Formation : Sciences-po en force, l’ENA moins présente… sauf chez les dir’cab (II)

Plus de provinciaux, moins de docteurs

Sous Macron, la révolution n’a pas eu lieu : le cursus des membres des cabinets ministériels reste classique. Beaucoup d’IEP, même un peu plus que lors des législatures précédentes, mais moins d’énarques.
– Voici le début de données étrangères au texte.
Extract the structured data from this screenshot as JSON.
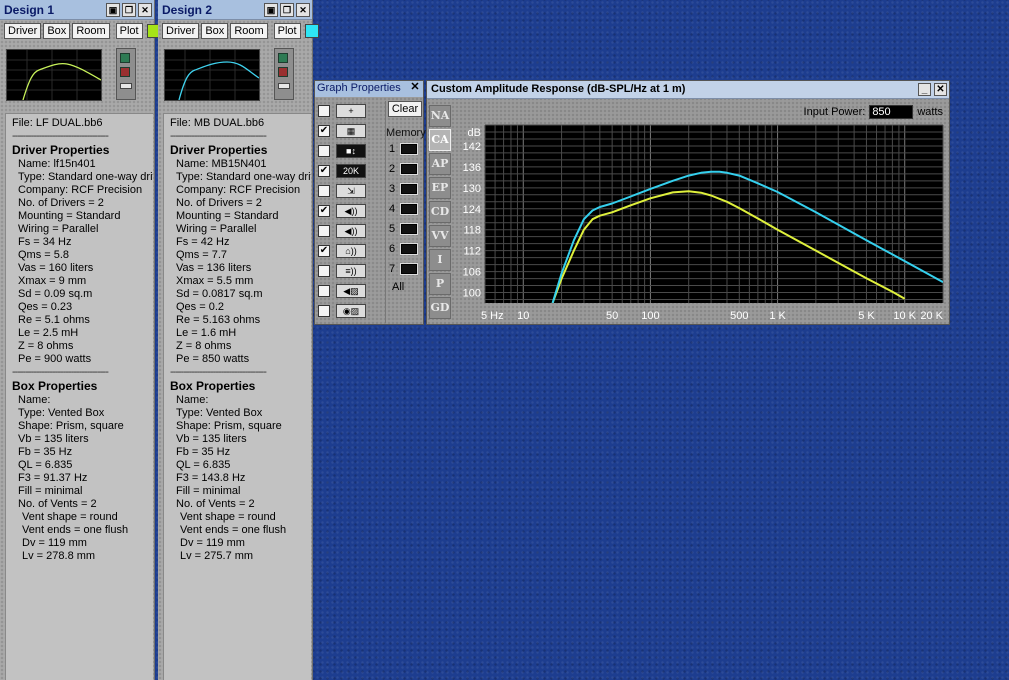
{
  "designs": [
    {
      "title": "Design 1",
      "buttons": [
        "Driver",
        "Box",
        "Room",
        "Plot"
      ],
      "swatch_color": "#a6e317",
      "curve_color": "#c8f25a",
      "file": "File: LF DUAL.bb6",
      "separator": "------------------------------------",
      "driver_heading": "Driver Properties",
      "driver_lines": [
        "Name: lf15n401",
        "Type: Standard one-way drive",
        "Company: RCF Precision",
        "No. of Drivers = 2",
        "Mounting = Standard",
        "Wiring = Parallel",
        "Fs = 34 Hz",
        "Qms = 5.8",
        "Vas = 160 liters",
        "Xmax = 9 mm",
        "Sd = 0.09 sq.m",
        "Qes = 0.23",
        "Re = 5.1 ohms",
        "Le = 2.5 mH",
        "Z = 8 ohms",
        "Pe = 900 watts"
      ],
      "box_heading": "Box Properties",
      "box_lines": [
        "Name:",
        "Type: Vented Box",
        "Shape: Prism, square",
        "Vb = 135 liters",
        "Fb = 35 Hz",
        "QL = 6.835",
        "F3 = 91.37 Hz",
        "Fill = minimal",
        "No. of Vents = 2"
      ],
      "vent_lines": [
        "Vent shape = round",
        "Vent ends = one flush",
        "Dv = 119 mm",
        "Lv = 278.8 mm"
      ]
    },
    {
      "title": "Design 2",
      "buttons": [
        "Driver",
        "Box",
        "Room",
        "Plot"
      ],
      "swatch_color": "#2ee6f5",
      "curve_color": "#3fd2ee",
      "file": "File: MB DUAL.bb6",
      "separator": "------------------------------------",
      "driver_heading": "Driver Properties",
      "driver_lines": [
        "Name: MB15N401",
        "Type: Standard one-way drive",
        "Company: RCF Precision",
        "No. of Drivers = 2",
        "Mounting = Standard",
        "Wiring = Parallel",
        "Fs = 42 Hz",
        "Qms = 7.7",
        "Vas = 136 liters",
        "Xmax = 5.5 mm",
        "Sd = 0.0817 sq.m",
        "Qes = 0.2",
        "Re = 5.163 ohms",
        "Le = 1.6 mH",
        "Z = 8 ohms",
        "Pe = 850 watts"
      ],
      "box_heading": "Box Properties",
      "box_lines": [
        "Name:",
        "Type: Vented Box",
        "Shape: Prism, square",
        "Vb = 135 liters",
        "Fb = 35 Hz",
        "QL = 6.835",
        "F3 = 143.8 Hz",
        "Fill = minimal",
        "No. of Vents = 2"
      ],
      "vent_lines": [
        "Vent shape = round",
        "Vent ends = one flush",
        "Dv = 119 mm",
        "Lv = 275.7 mm"
      ]
    }
  ],
  "graph_properties": {
    "title": "Graph Properties",
    "clear_label": "Clear",
    "memory_label": "Memory",
    "memory_slots": [
      "1",
      "2",
      "3",
      "4",
      "5",
      "6",
      "7"
    ],
    "all_label": "All",
    "options": [
      {
        "checked": false,
        "icon": "crosshair-icon",
        "glyph": "+"
      },
      {
        "checked": true,
        "icon": "grid-icon",
        "glyph": "▦"
      },
      {
        "checked": false,
        "icon": "vertical-scale-icon",
        "glyph": "■↕"
      },
      {
        "checked": true,
        "icon": "frequency-range-icon",
        "glyph": "20K"
      },
      {
        "checked": false,
        "icon": "resize-icon",
        "glyph": "⇲"
      },
      {
        "checked": true,
        "icon": "speaker-sound-icon",
        "glyph": "◀))"
      },
      {
        "checked": false,
        "icon": "speaker-sound-icon",
        "glyph": "◀))"
      },
      {
        "checked": true,
        "icon": "room-sound-icon",
        "glyph": "⌂))"
      },
      {
        "checked": false,
        "icon": "mic-sound-icon",
        "glyph": "≡))"
      },
      {
        "checked": false,
        "icon": "speaker-chart-icon",
        "glyph": "◀▨"
      },
      {
        "checked": false,
        "icon": "driver-chart-icon",
        "glyph": "◉▨"
      }
    ]
  },
  "amplitude": {
    "title": "Custom Amplitude Response (dB-SPL/Hz at 1 m)",
    "input_power_label": "Input Power:",
    "input_power_value": "850",
    "input_power_unit": "watts",
    "side_tabs": [
      "NA",
      "CA",
      "AP",
      "EP",
      "CD",
      "VV",
      "I",
      "P",
      "GD"
    ],
    "active_tab": "CA",
    "chart_data": {
      "type": "line",
      "title": "Custom Amplitude Response (dB-SPL/Hz at 1 m)",
      "ylabel": "dB",
      "xscale": "log",
      "xlim": [
        5,
        20000
      ],
      "ylim": [
        97,
        148
      ],
      "grid": true,
      "y_ticks": [
        100,
        106,
        112,
        118,
        124,
        130,
        136,
        142
      ],
      "x_ticks": [
        {
          "value": 5,
          "label": "5 Hz"
        },
        {
          "value": 10,
          "label": "10"
        },
        {
          "value": 50,
          "label": "50"
        },
        {
          "value": 100,
          "label": "100"
        },
        {
          "value": 500,
          "label": "500"
        },
        {
          "value": 1000,
          "label": "1 K"
        },
        {
          "value": 5000,
          "label": "5 K"
        },
        {
          "value": 10000,
          "label": "10 K"
        },
        {
          "value": 20000,
          "label": "20 K"
        }
      ],
      "series": [
        {
          "color": "#dff03c",
          "x": [
            17,
            20,
            25,
            30,
            35,
            40,
            50,
            70,
            100,
            150,
            200,
            250,
            300,
            400,
            500,
            700,
            1000,
            2000,
            3000,
            5000,
            8000,
            10000
          ],
          "y": [
            97,
            104,
            112,
            118,
            121,
            122,
            123,
            125,
            127,
            128.7,
            129,
            128.6,
            127.8,
            126,
            124.2,
            121.2,
            118,
            112,
            108.5,
            104.1,
            100.2,
            98.2
          ]
        },
        {
          "color": "#35d0ee",
          "x": [
            17,
            20,
            25,
            30,
            35,
            40,
            50,
            70,
            100,
            150,
            200,
            250,
            300,
            350,
            400,
            500,
            700,
            1000,
            2000,
            5000,
            10000,
            20000
          ],
          "y": [
            97,
            105.5,
            115,
            121,
            123.5,
            124.5,
            125.5,
            127.5,
            129.7,
            132,
            133.5,
            134.3,
            134.6,
            134.6,
            134.3,
            133.5,
            131.3,
            128.8,
            123,
            115,
            109,
            103
          ]
        }
      ]
    }
  }
}
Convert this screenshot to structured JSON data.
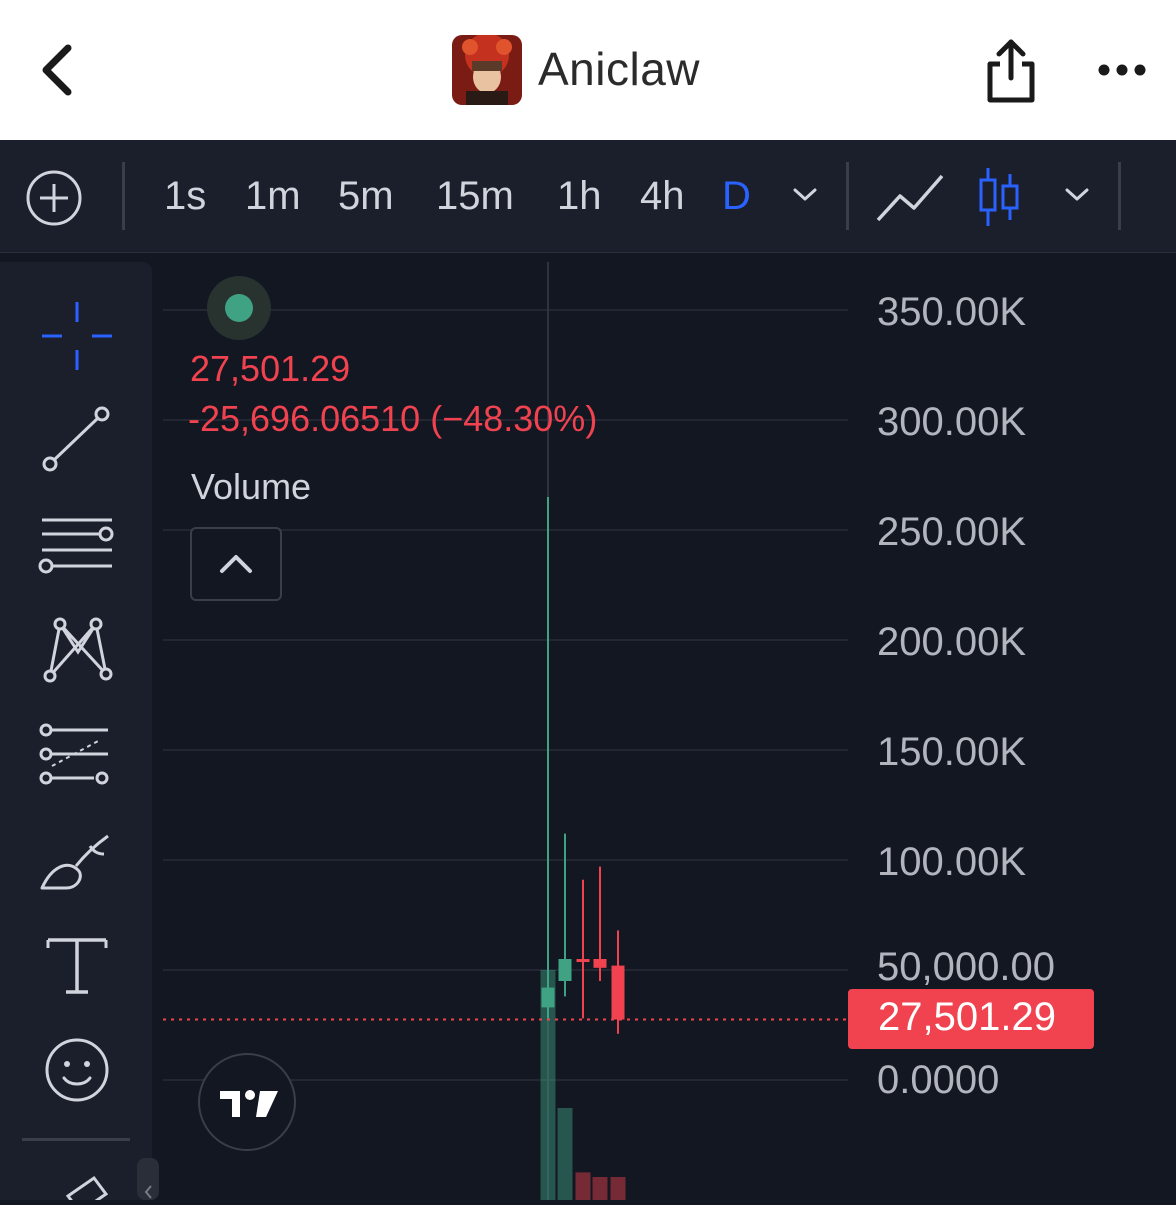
{
  "header": {
    "token_name": "Aniclaw",
    "icons": [
      "back-chevron-icon",
      "share-icon",
      "more-dots-icon"
    ]
  },
  "toolbar": {
    "timeframes": [
      "1s",
      "1m",
      "5m",
      "15m",
      "1h",
      "4h",
      "D"
    ],
    "active_timeframe": "D",
    "accent_color": "#2962ff"
  },
  "legend": {
    "price": "27,501.29",
    "change": "-25,696.06510 (−48.30%)",
    "volume_label": "Volume"
  },
  "axis": {
    "labels": [
      "350.00K",
      "300.00K",
      "250.00K",
      "200.00K",
      "150.00K",
      "100.00K",
      "50,000.00",
      "0.0000"
    ],
    "last_price": "27,501.29"
  },
  "colors": {
    "up": "#3fa383",
    "down": "#f0434f",
    "background": "#131722"
  },
  "chart_data": {
    "type": "candlestick",
    "ylim": [
      0,
      350000
    ],
    "candles": [
      {
        "open": 33000,
        "close": 42000,
        "high": 265000,
        "low": 28000
      },
      {
        "open": 45000,
        "close": 55000,
        "high": 112000,
        "low": 38000
      },
      {
        "open": 55000,
        "close": 54000,
        "high": 91000,
        "low": 28000
      },
      {
        "open": 55000,
        "close": 51000,
        "high": 97000,
        "low": 45000
      },
      {
        "open": 52000,
        "close": 27501,
        "high": 68000,
        "low": 21000
      }
    ],
    "volume": [
      {
        "value": 1.0,
        "direction": "up"
      },
      {
        "value": 0.4,
        "direction": "up"
      },
      {
        "value": 0.12,
        "direction": "down"
      },
      {
        "value": 0.1,
        "direction": "down"
      },
      {
        "value": 0.1,
        "direction": "down"
      }
    ],
    "last_price": 27501.29
  }
}
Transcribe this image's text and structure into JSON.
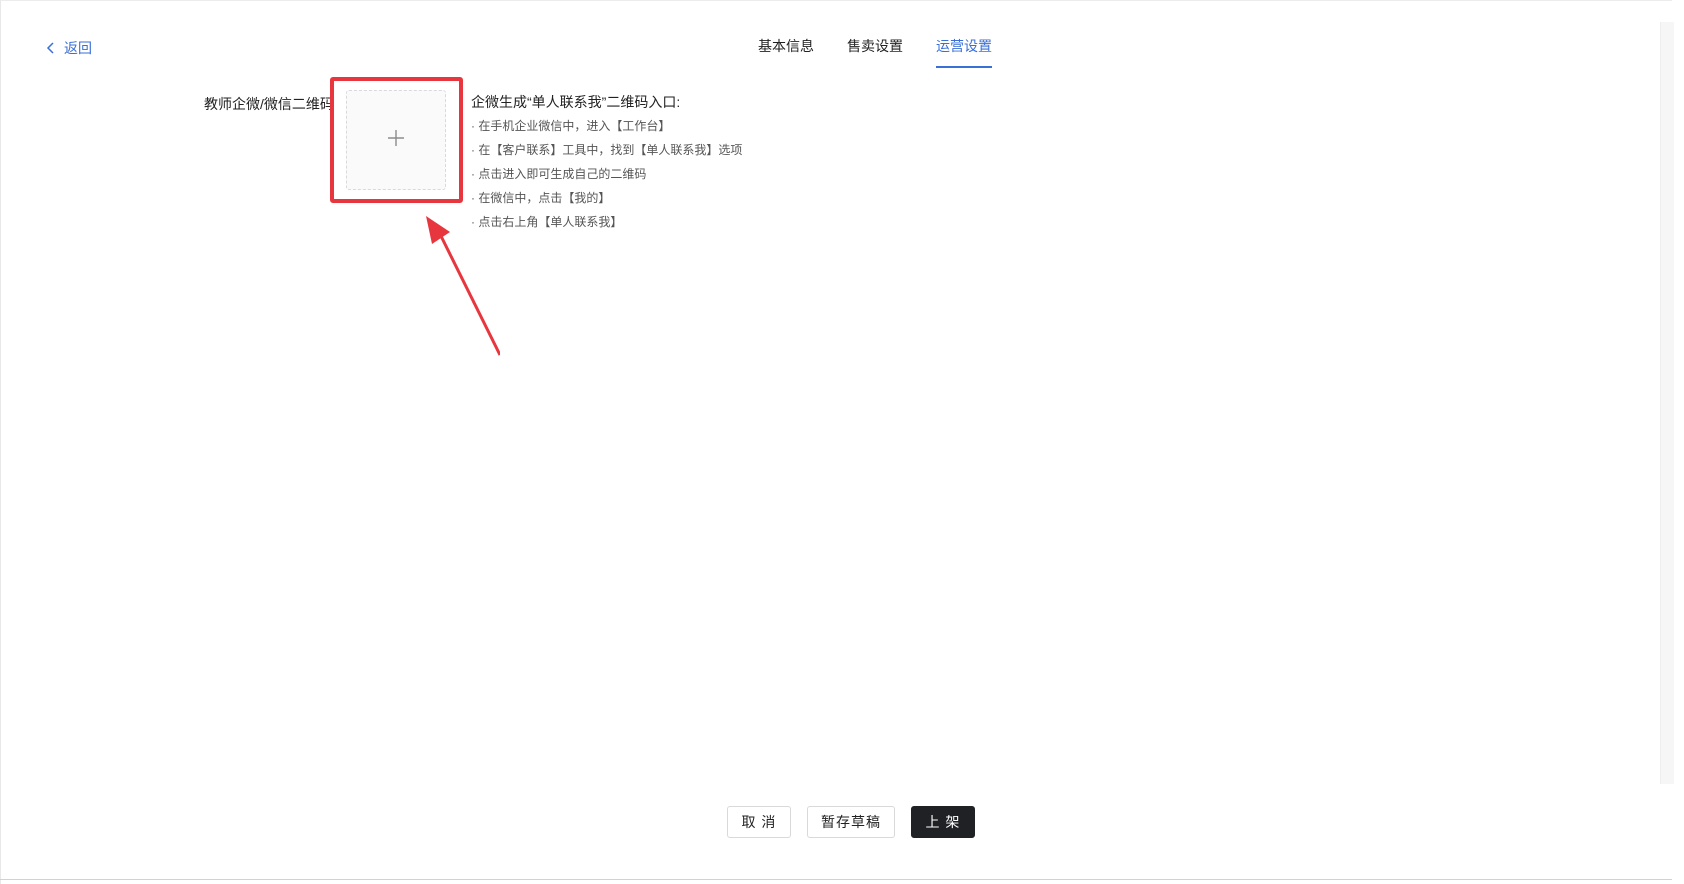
{
  "nav": {
    "back_label": "返回"
  },
  "tabs": [
    {
      "label": "基本信息",
      "active": false
    },
    {
      "label": "售卖设置",
      "active": false
    },
    {
      "label": "运营设置",
      "active": true
    }
  ],
  "form": {
    "qr_label": "教师企微/微信二维码",
    "upload_icon": "plus-icon"
  },
  "tips": {
    "title": "企微生成“单人联系我”二维码入口:",
    "items": [
      "· 在手机企业微信中，进入【工作台】",
      "· 在【客户联系】工具中，找到【单人联系我】选项",
      "· 点击进入即可生成自己的二维码",
      "· 在微信中，点击【我的】",
      "· 点击右上角【单人联系我】"
    ]
  },
  "footer": {
    "cancel_label": "取 消",
    "draft_label": "暂存草稿",
    "publish_label": "上 架"
  },
  "colors": {
    "accent": "#3a6fd6",
    "highlight": "#e8363f",
    "primary_button": "#1f2125"
  }
}
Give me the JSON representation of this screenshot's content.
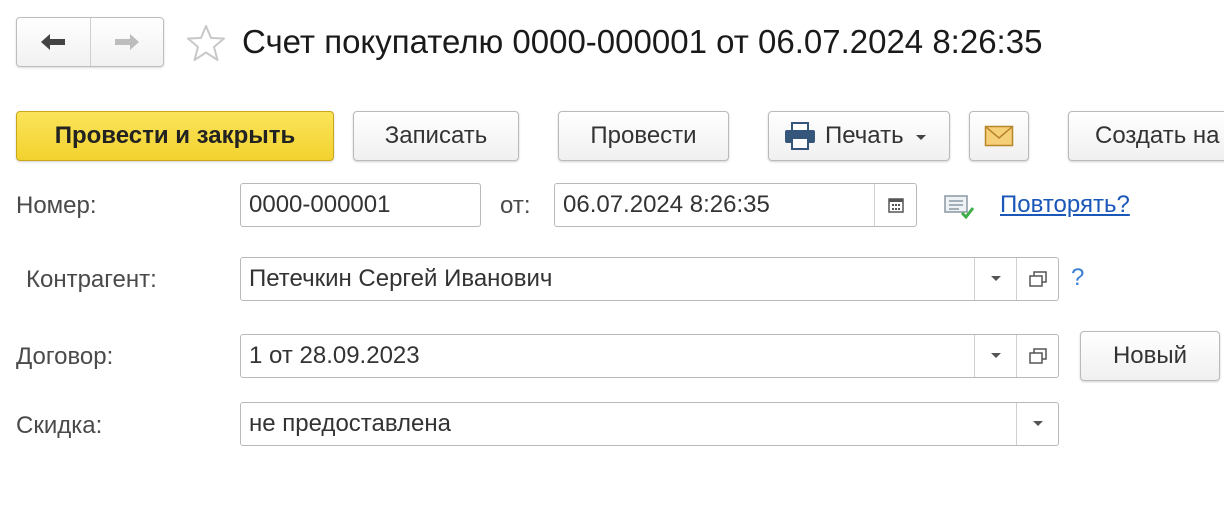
{
  "header": {
    "title": "Счет покупателю 0000-000001 от 06.07.2024 8:26:35"
  },
  "toolbar": {
    "post_close_label": "Провести и закрыть",
    "save_label": "Записать",
    "post_label": "Провести",
    "print_label": "Печать",
    "create_label": "Создать на"
  },
  "form": {
    "number_label": "Номер:",
    "number_value": "0000-000001",
    "date_label": "от:",
    "date_value": "06.07.2024  8:26:35",
    "repeat_link": "Повторять?",
    "counterparty_label": "Контрагент:",
    "counterparty_value": "Петечкин Сергей Иванович",
    "help_mark": "?",
    "contract_label": "Договор:",
    "contract_value": "1 от 28.09.2023",
    "new_button": "Новый",
    "discount_label": "Скидка:",
    "discount_value": "не предоставлена"
  },
  "colors": {
    "primary_button": "#f2d22f",
    "link": "#1a57b8"
  }
}
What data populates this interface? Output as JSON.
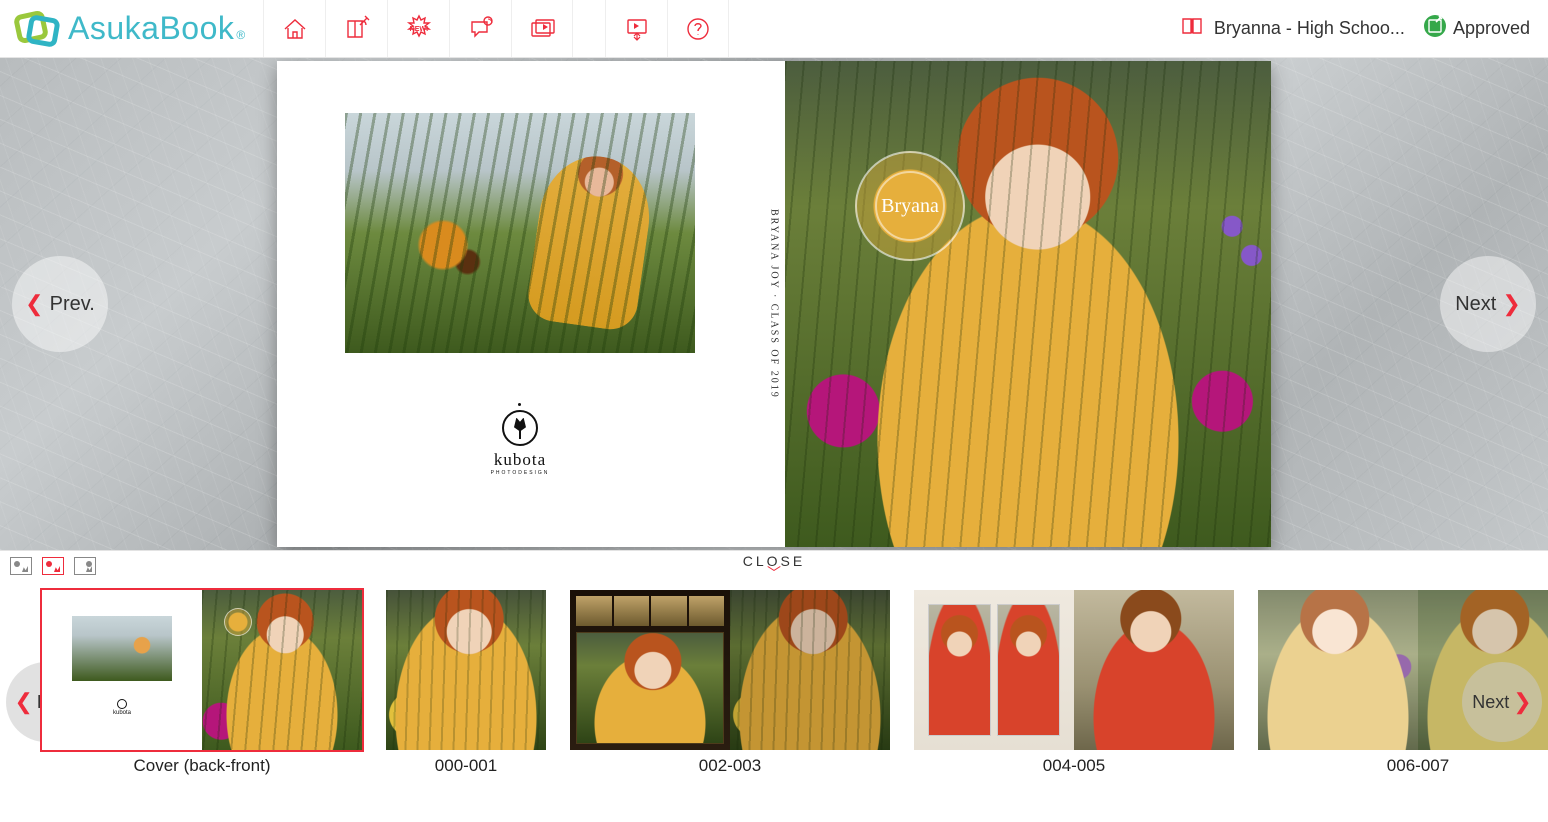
{
  "brand": {
    "name": "AsukaBook",
    "suffix": "®"
  },
  "toolbar": {
    "home": "Home",
    "edit": "Edit",
    "new": "NEW!",
    "comments": "Comments",
    "slideshow": "Slideshow",
    "export": "Export",
    "help": "Help"
  },
  "project": {
    "book_name": "Bryanna - High Schoo...",
    "status_label": "Approved"
  },
  "viewer": {
    "prev_label": "Prev.",
    "next_label": "Next"
  },
  "spread": {
    "spine_text": "BRYANA JOY  ·  CLASS OF 2019",
    "seal_text": "Bryana",
    "back_logo_text": "kubota",
    "back_logo_sub": "PHOTODESIGN"
  },
  "tray": {
    "close_label": "CLOSE",
    "prev_label": "Prev.",
    "next_label": "Next",
    "view_modes": {
      "single": "single",
      "active": "spread",
      "grid": "grid"
    }
  },
  "thumbnails": [
    {
      "id": "cover",
      "label": "Cover (back-front)",
      "selected": true,
      "type": "split"
    },
    {
      "id": "p000",
      "label": "000-001",
      "selected": false,
      "type": "narrow"
    },
    {
      "id": "p002",
      "label": "002-003",
      "selected": false,
      "type": "split"
    },
    {
      "id": "p004",
      "label": "004-005",
      "selected": false,
      "type": "split"
    },
    {
      "id": "p006",
      "label": "006-007",
      "selected": false,
      "type": "split"
    }
  ]
}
Ministères - Images Wikipedia

En parlant avec un membre de cabinet ministériel, vous avez une chance sur deux de tomber sur un ancien de Sciences-Po. 52,31 % des membres ont suivi soit un IEP de province, soit Sciences-Po Paris, qui représente 28,89 % des cursus empruntés. Un vrai bond, pour le politologue Jean-Michel Eymeri-Douzans, qui y voit surtout une hausse des IEP de province, comparativement aux données qu’il a lui-même cumulées sur de précédentes mandatures : de 5,2 % sous Nicolas Sarkozy, puis 15 % sous Hollande, on passe à 23 % sous Macron. « C’est intéressant, puisque la macronie a une image très parisienne », décrypte-t-il. « Finalement, vous avez dans les cabinets des personnes qui ont circulé dans l’espace national. » Cependant, étant lui-même directeur adjoint de l’IEP de Toulouse, il remarque que ceux de ses élèves qui rejoignent les cabinets ministériels « sont les moins provinciaux de nos étudiants. » Reste que Sciences-po, encore aujourd’hui et plus qu’hier, est toujours la « filière royale pour intégrer le système de cour qui entoure nos princes », comme aime à le décrire Jean-Michel Eymeri-Douzans.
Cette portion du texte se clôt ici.